Alba feared her good looks might curse her chances of ever landing a decent comedy. "Knocked Up" was among the comedies for which she unsuccessfully auditioned. "I couldn't get a meeting for anything," she says. "And then I was asked to host the (2006) MTV Movie Awards. I thought, 'I'll get to do comedic skits and use it as an audition for people who don't think I'm able to do comedy.' "

It was that strike of good fortune that introduced her to Cook, who was a presenter. He remembers seeing Alba in the "King Kong" and "Mission: Impossible" spoofs when a light bulb went off. "I called my manager from the third row and said, 'I don't want to meet with anyone else -- I want her to be my co-star,' " Cook recalls. "She's hilarious. We were really struggling to find someone who is really funny, but at the same time is attractive and owns her sexuality. That's a very difficult combination to find."
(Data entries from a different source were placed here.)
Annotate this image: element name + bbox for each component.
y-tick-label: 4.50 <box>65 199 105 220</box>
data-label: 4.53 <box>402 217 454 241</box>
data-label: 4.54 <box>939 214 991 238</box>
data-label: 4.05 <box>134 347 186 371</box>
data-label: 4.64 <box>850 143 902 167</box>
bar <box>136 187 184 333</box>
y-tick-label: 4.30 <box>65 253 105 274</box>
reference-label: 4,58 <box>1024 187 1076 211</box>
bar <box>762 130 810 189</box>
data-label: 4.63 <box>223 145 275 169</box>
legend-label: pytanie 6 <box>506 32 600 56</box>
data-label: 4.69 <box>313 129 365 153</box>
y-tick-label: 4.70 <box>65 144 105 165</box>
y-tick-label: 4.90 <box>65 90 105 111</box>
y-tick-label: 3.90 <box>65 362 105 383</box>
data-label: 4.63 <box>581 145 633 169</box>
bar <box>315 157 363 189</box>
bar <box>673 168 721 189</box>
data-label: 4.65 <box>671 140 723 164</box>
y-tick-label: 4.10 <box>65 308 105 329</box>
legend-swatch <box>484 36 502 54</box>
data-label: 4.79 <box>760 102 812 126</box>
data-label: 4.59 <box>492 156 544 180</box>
"All the character actresses are forced to fit into a certain ideal," acknowledges Alba. "Maybe it's all the reality shows and makeover shows that make everyone look the same. Sex sells. You have to be crass but (seducible) if you're a woman."

Finding a good female role in the comedy genre dominated by men felt like an impossible task - until Alba read the "Good Luck Chuck" script. She instantly fell in love with the part of Cam , and she lobbied hard for the role. "Not very many comedies are written as well as this one. And in a lot of them, women are just token characters," she says. " Cam gets to do all the physical comedy. And that was a rare opportunity."
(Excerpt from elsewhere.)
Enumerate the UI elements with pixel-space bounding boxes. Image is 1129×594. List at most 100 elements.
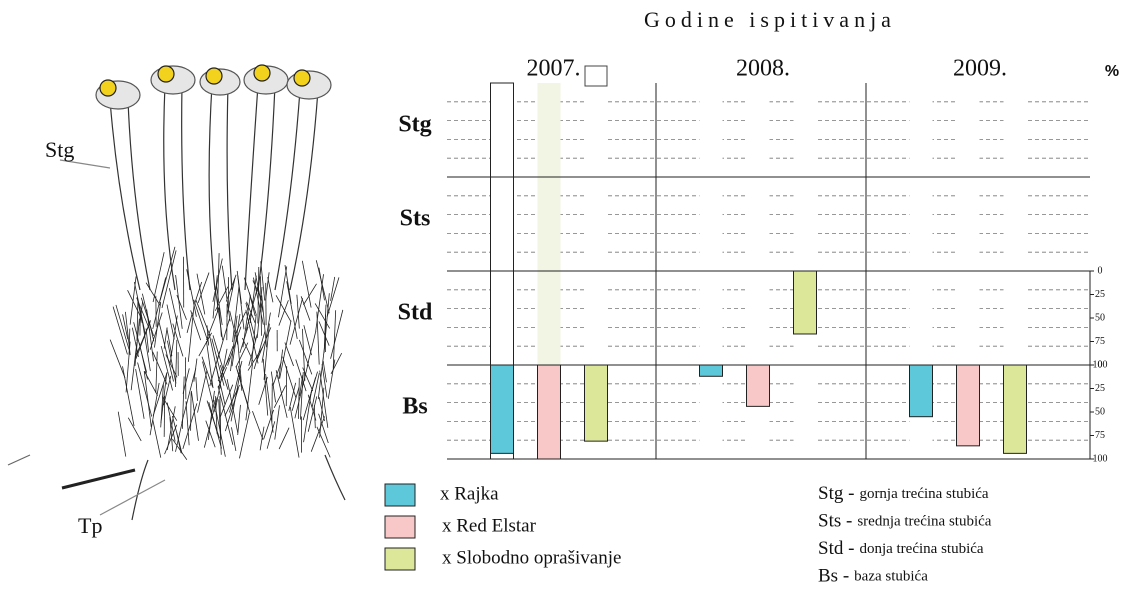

Alba calls Cam "more me than any other role that I've played," and she jumped into the part with unbridled enthusiasm, insisting on performing all of her own pratfalls and stunts. "I'm usually a lot more self-conscious and aware that I have to be somebody else," she says. "But with Cam I got to be as goofy as I really am. I'm not afraid to be an idiot. I really just took the bull by the horns and did it. I even got a few bruises to prove my dedication."

The self-confessed klutz already has won over her "Chuck" co-star. "Anything I threw at her, she threw back," Cook says. "She was ready for anything. Comedy is a gift. You either have it or you don't, and she has what Cameron Diaz and Drew Barrymore have."

Opening soon across the Philippines, "Good Luck Chuck" is distributed by Columbia Pictures, local office of Sony Pictures Releasing International.